Franklin Porter Arts & Crafts Sterling Silver Candle Holders, Danvers, MA, 1925-35
With boldly hammered surfaces, these low candle holders were entirely hand wrought. With big planishing marks, the wide bases turn down at the edge to make the foot. The socles, with similar shaped edges and planishing marks, complement the bases. With such confident design, these lovely candle holders comport themselves as larger than they are.
Franklin Porter (1869-1935) was an important arts & crafts silversmith working in Danvers, Massachusetts when these candle holders were made.
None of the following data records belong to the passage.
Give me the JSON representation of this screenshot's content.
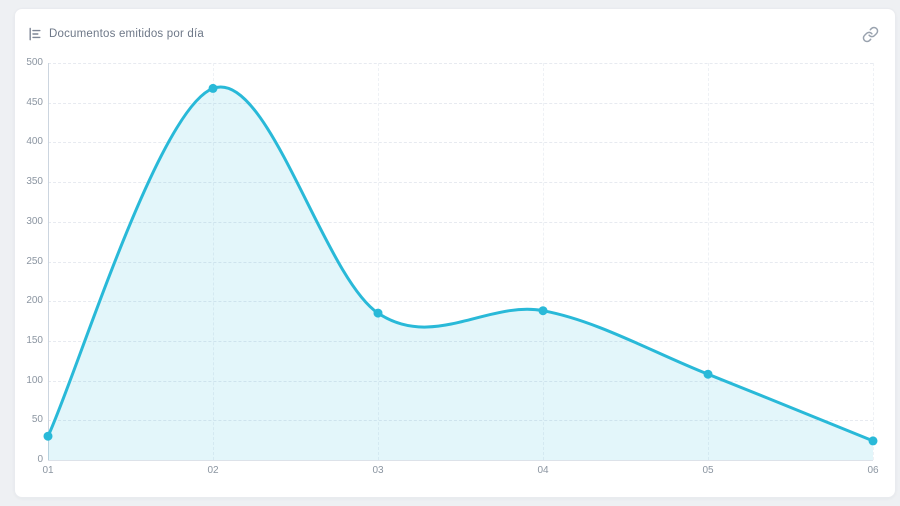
{
  "card": {
    "title": "Documentos emitidos por día",
    "header_icon": "bar-chart-icon",
    "action_icon": "link-icon"
  },
  "chart_data": {
    "type": "area",
    "title": "Documentos emitidos por día",
    "categories": [
      "01",
      "02",
      "03",
      "04",
      "05",
      "06"
    ],
    "values": [
      30,
      468,
      185,
      188,
      108,
      24
    ],
    "series": [
      {
        "name": "Documentos emitidos",
        "values": [
          30,
          468,
          185,
          188,
          108,
          24
        ]
      }
    ],
    "xlabel": "",
    "ylabel": "",
    "ylim": [
      0,
      500
    ],
    "ytick_step": 50,
    "yticks": [
      0,
      50,
      100,
      150,
      200,
      250,
      300,
      350,
      400,
      450,
      500
    ],
    "grid": true,
    "legend": false,
    "smooth": true,
    "line_color": "#29b9d8",
    "point_color": "#29b9d8",
    "fill_color": "rgba(41,185,216,0.13)",
    "axis_color": "#ccd5df",
    "grid_color": "#e7eaf0",
    "tick_label_color": "#8b95a1",
    "card_background": "#ffffff",
    "page_background": "#eef0f3"
  }
}
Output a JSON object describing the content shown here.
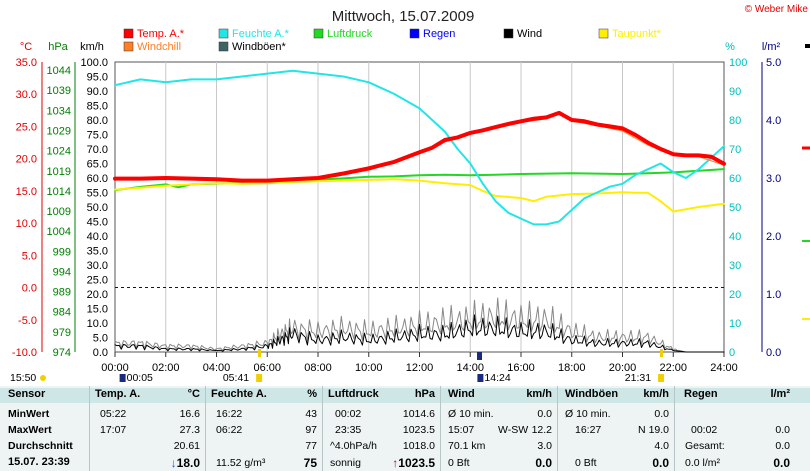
{
  "title": "Mittwoch, 15.07.2009",
  "copyright": "© Weber Mike",
  "legend": [
    {
      "label": "Temp. A.*",
      "color": "#ff0000"
    },
    {
      "label": "Windchill",
      "color": "#ff7f27"
    },
    {
      "label": "Feuchte A.*",
      "color": "#22e6e6"
    },
    {
      "label": "Windböen*",
      "color": "#3c6464"
    },
    {
      "label": "Luftdruck",
      "color": "#22d822"
    },
    {
      "label": "Regen",
      "color": "#0000ff"
    },
    {
      "label": "Wind",
      "color": "#000000"
    },
    {
      "label": "Taupunkt*",
      "color": "#ffee00"
    }
  ],
  "axis_units": {
    "temp": "°C",
    "press": "hPa",
    "wind": "km/h",
    "hum": "%",
    "rain": "l/m²"
  },
  "sun_labels": [
    {
      "text": "15:50",
      "hour": -4.5
    },
    {
      "text": "00:05",
      "hour": 0.3
    },
    {
      "text": "05:41",
      "hour": 5.68
    },
    {
      "text": "14:24",
      "hour": 14.4
    },
    {
      "text": "21:31",
      "hour": 21.52
    }
  ],
  "chart_data": {
    "type": "line",
    "title": "Mittwoch, 15.07.2009",
    "x_unit": "time of day (hours)",
    "x_range": [
      0,
      24
    ],
    "x_tick_labels": [
      "00:00",
      "02:00",
      "04:00",
      "06:00",
      "08:00",
      "10:00",
      "12:00",
      "14:00",
      "16:00",
      "18:00",
      "20:00",
      "22:00",
      "24:00"
    ],
    "y_axes": {
      "temp_c": {
        "range": [
          -10,
          35
        ],
        "ticks": [
          "35.0",
          "30.0",
          "25.0",
          "20.0",
          "15.0",
          "10.0",
          "5.0",
          "0.0",
          "-5.0",
          "-10.0"
        ]
      },
      "pressure_hpa": {
        "range": [
          974,
          1046
        ],
        "ticks": [
          "1044",
          "1039",
          "1034",
          "1029",
          "1024",
          "1019",
          "1014",
          "1009",
          "1004",
          "999",
          "994",
          "989",
          "984",
          "979",
          "974"
        ]
      },
      "wind_kmh": {
        "range": [
          0,
          100
        ],
        "ticks": [
          "100.0",
          "95.0",
          "90.0",
          "85.0",
          "80.0",
          "75.0",
          "70.0",
          "65.0",
          "60.0",
          "55.0",
          "50.0",
          "45.0",
          "40.0",
          "35.0",
          "30.0",
          "25.0",
          "20.0",
          "15.0",
          "10.0",
          "5.0",
          "0.0"
        ]
      },
      "humidity_pct": {
        "range": [
          0,
          100
        ],
        "ticks": [
          "100",
          "90",
          "80",
          "70",
          "60",
          "50",
          "40",
          "30",
          "20",
          "10",
          "0"
        ]
      },
      "rain_lm2": {
        "range": [
          0,
          5
        ],
        "ticks": [
          "5.0",
          "4.0",
          "3.0",
          "2.0",
          "1.0",
          "0.0"
        ]
      }
    },
    "zero_line_temp": 0,
    "series": [
      {
        "name": "Temp. A.*",
        "axis": "temp_c",
        "color": "#ff0000",
        "width": 4,
        "x": [
          0,
          1,
          2,
          3,
          4,
          5,
          6,
          7,
          8,
          9,
          10,
          11,
          12,
          12.5,
          13,
          13.5,
          14,
          14.5,
          15,
          15.5,
          16,
          16.5,
          17,
          17.5,
          18,
          18.5,
          19,
          19.5,
          20,
          20.5,
          21,
          21.5,
          22,
          22.5,
          23,
          23.5,
          24
        ],
        "y": [
          16.9,
          16.9,
          17.0,
          16.9,
          16.8,
          16.6,
          16.6,
          16.8,
          17.0,
          17.7,
          18.5,
          19.5,
          21.0,
          21.7,
          22.9,
          23.3,
          24.0,
          24.4,
          24.9,
          25.4,
          25.8,
          26.2,
          26.4,
          27.1,
          26.0,
          25.8,
          25.3,
          25.0,
          24.7,
          23.7,
          22.5,
          21.5,
          20.7,
          20.5,
          20.5,
          20.3,
          19.2
        ]
      },
      {
        "name": "Windchill",
        "axis": "temp_c",
        "color": "#ff7f27",
        "width": 1,
        "x": [
          0,
          2,
          4,
          6,
          8,
          10,
          12,
          13,
          14,
          15,
          16,
          17,
          17.5,
          18,
          19,
          20,
          21,
          22,
          23,
          24
        ],
        "y": [
          16.7,
          16.8,
          16.6,
          16.4,
          16.8,
          18.2,
          20.8,
          22.6,
          23.8,
          24.7,
          25.6,
          26.2,
          26.9,
          25.8,
          25.1,
          24.3,
          22.1,
          20.5,
          20.3,
          19.0
        ]
      },
      {
        "name": "Feuchte A.*",
        "axis": "humidity_pct",
        "color": "#22e6e6",
        "width": 2,
        "x": [
          0,
          1,
          2,
          3,
          4,
          5,
          6,
          7,
          8,
          9,
          10,
          11,
          12,
          12.5,
          13,
          13.5,
          14,
          14.5,
          15,
          15.5,
          16,
          16.5,
          17,
          17.5,
          18,
          18.5,
          19,
          19.5,
          20,
          20.5,
          21,
          21.5,
          22,
          22.5,
          23,
          23.5,
          24
        ],
        "y": [
          92,
          94,
          93,
          94,
          94,
          95,
          96,
          97,
          96,
          95,
          93,
          89,
          84,
          80,
          76,
          70,
          65,
          58,
          52,
          48,
          46,
          44,
          44,
          45,
          49,
          53,
          55,
          57,
          58,
          61,
          63,
          65,
          62,
          60,
          63,
          67,
          71
        ]
      },
      {
        "name": "Luftdruck",
        "axis": "pressure_hpa",
        "color": "#22d822",
        "width": 2,
        "x": [
          0,
          1,
          2,
          2.5,
          3,
          4,
          5,
          6,
          7,
          8,
          9,
          10,
          11,
          12,
          13,
          14,
          15,
          16,
          17,
          18,
          19,
          20,
          21,
          22,
          23,
          24
        ],
        "y": [
          1014.2,
          1015.0,
          1015.6,
          1014.9,
          1015.6,
          1015.8,
          1016.0,
          1016.3,
          1016.6,
          1016.8,
          1017.1,
          1017.5,
          1017.6,
          1017.9,
          1018.0,
          1017.9,
          1018.0,
          1018.2,
          1018.3,
          1018.4,
          1018.3,
          1018.2,
          1018.4,
          1018.6,
          1019.0,
          1019.4
        ]
      },
      {
        "name": "Taupunkt*",
        "axis": "temp_c",
        "color": "#ffee00",
        "width": 2,
        "x": [
          0,
          1,
          2,
          3,
          4,
          5,
          6,
          7,
          8,
          9,
          10,
          11,
          12,
          13,
          14,
          14.5,
          15,
          16,
          16.5,
          17,
          18,
          19,
          20,
          20.5,
          21,
          21.5,
          22,
          23,
          24
        ],
        "y": [
          15.2,
          15.5,
          15.8,
          16.0,
          16.2,
          16.1,
          16.2,
          16.4,
          16.5,
          16.6,
          16.7,
          16.8,
          16.6,
          16.2,
          15.9,
          15.0,
          14.2,
          13.9,
          13.4,
          14.1,
          14.5,
          14.6,
          14.8,
          14.7,
          14.7,
          13.4,
          11.8,
          12.5,
          13.0
        ]
      },
      {
        "name": "Wind",
        "axis": "wind_kmh",
        "color": "#000000",
        "width": 1,
        "noisy": true,
        "x": [
          0,
          1,
          2,
          3,
          4,
          5,
          6,
          6.5,
          7,
          8,
          9,
          10,
          11,
          12,
          13,
          14,
          15,
          16,
          17,
          18,
          19,
          20,
          21,
          22,
          22.5,
          23,
          24
        ],
        "y": [
          2,
          2,
          1,
          1,
          0.5,
          1,
          2,
          4,
          6,
          4,
          5,
          4,
          5,
          6,
          6,
          8,
          8,
          7,
          7,
          4,
          3,
          3,
          3,
          0.5,
          0,
          0,
          0
        ]
      },
      {
        "name": "Windböen*",
        "axis": "wind_kmh",
        "color": "#888888",
        "width": 1,
        "noisy": true,
        "x": [
          0,
          1,
          2,
          3,
          4,
          5,
          6,
          6.5,
          7,
          8,
          9,
          10,
          11,
          12,
          13,
          14,
          15,
          16,
          17,
          18,
          19,
          20,
          21,
          22,
          22.5,
          23,
          24
        ],
        "y": [
          3,
          3,
          2,
          2,
          1,
          2,
          3,
          6,
          8,
          7,
          8,
          7,
          8,
          9,
          10,
          11,
          12,
          11,
          11,
          7,
          5,
          5,
          5,
          1,
          0,
          0,
          0
        ]
      }
    ]
  },
  "summary": {
    "sensor": {
      "header": "Sensor",
      "rows": [
        "MinWert",
        "MaxWert",
        "Durchschnitt"
      ],
      "date": "15.07. 23:39"
    },
    "temp": {
      "header": "Temp. A.",
      "unit": "°C",
      "min_time": "05:22",
      "min_val": "16.6",
      "max_time": "17:07",
      "max_val": "27.3",
      "avg_val": "20.61",
      "current": "18.0",
      "trend": "↓"
    },
    "hum": {
      "header": "Feuchte A.",
      "unit": "%",
      "min_time": "16:22",
      "min_val": "43",
      "max_time": "06:22",
      "max_val": "97",
      "avg_val": "77",
      "abs_hum": "11.52 g/m³",
      "current": "75"
    },
    "press": {
      "header": "Luftdruck",
      "unit": "hPa",
      "min_time": "00:02",
      "min_val": "1014.6",
      "max_time": "23:35",
      "max_val": "1023.5",
      "trend_rate": "^4.0hPa/h",
      "avg_val": "1018.0",
      "forecast": "sonnig",
      "current": "1023.5",
      "trend": "↑"
    },
    "wind": {
      "header": "Wind",
      "unit": "km/h",
      "r1_label": "Ø 10 min.",
      "r1_val": "0.0",
      "r2_time": "15:07",
      "r2_dir": "W-SW",
      "r2_val": "12.2",
      "r3_label": "70.1 km",
      "r3_val": "3.0",
      "bft": "0 Bft",
      "current": "0.0"
    },
    "gust": {
      "header": "Windböen",
      "unit": "km/h",
      "r1_label": "Ø 10 min.",
      "r1_val": "0.0",
      "r2_time": "16:27",
      "r2_dir": "N",
      "r2_val": "19.0",
      "r3_val": "4.0",
      "bft": "0 Bft",
      "current": "0.0"
    },
    "rain": {
      "header": "Regen",
      "unit": "l/m²",
      "r2_time": "00:02",
      "r2_val": "0.0",
      "r3_label": "Gesamt:",
      "r3_val": "0.0",
      "r4_label": "0.0 l/m²",
      "current": "0.0"
    }
  }
}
Porter trained at the Rhode Island School of Design.(1) However, he was fiercely independent and never joined Boston's Society of Arts & Crafts, eschewing the commercial pressures of that organization.(2)
He worked out of his home, the 1670 Judge Samuel Holten House in Danvers, and each piece was accompanied by a note which read in part:
Like the House in which it was made, this piece is constructed of the best material obtainable, by methods older than the House itself and is intended for a century or more of service.(3)
Examples of his silver holloware are uncommon, always hand-raised and of good quality. A four piece demitasse set by him is in the collection of the Museum of Fine Arts, Boston(4) and his masterpiece, The Resurrection Communion Service, is in the treasury of the National Cathedral in Washington, D.C.(5)
These rare sterling silver candle holders are marked underneath 'F Porter', 'STERLING' and with the conjoined FP mark Porter adopted in 1925. They measure 1.5 inches high and 3.5 inches in diameter, weigh 7.85 troy ounces and are in very good antique condition.
Jeannine Falino and Gerald W. R. Ward, eds., Silver of the Americas, 1600-2000: American Silver in the Museum of Fine Arts, Boston, (Boston: MFA Publications, 2008), p. 273.
"Franklin Porter, Silversmith by Helen Porter Philbrick in the Essex Institute Historical Collections (Vol. CV, No. 3, July, 1969), p. 211.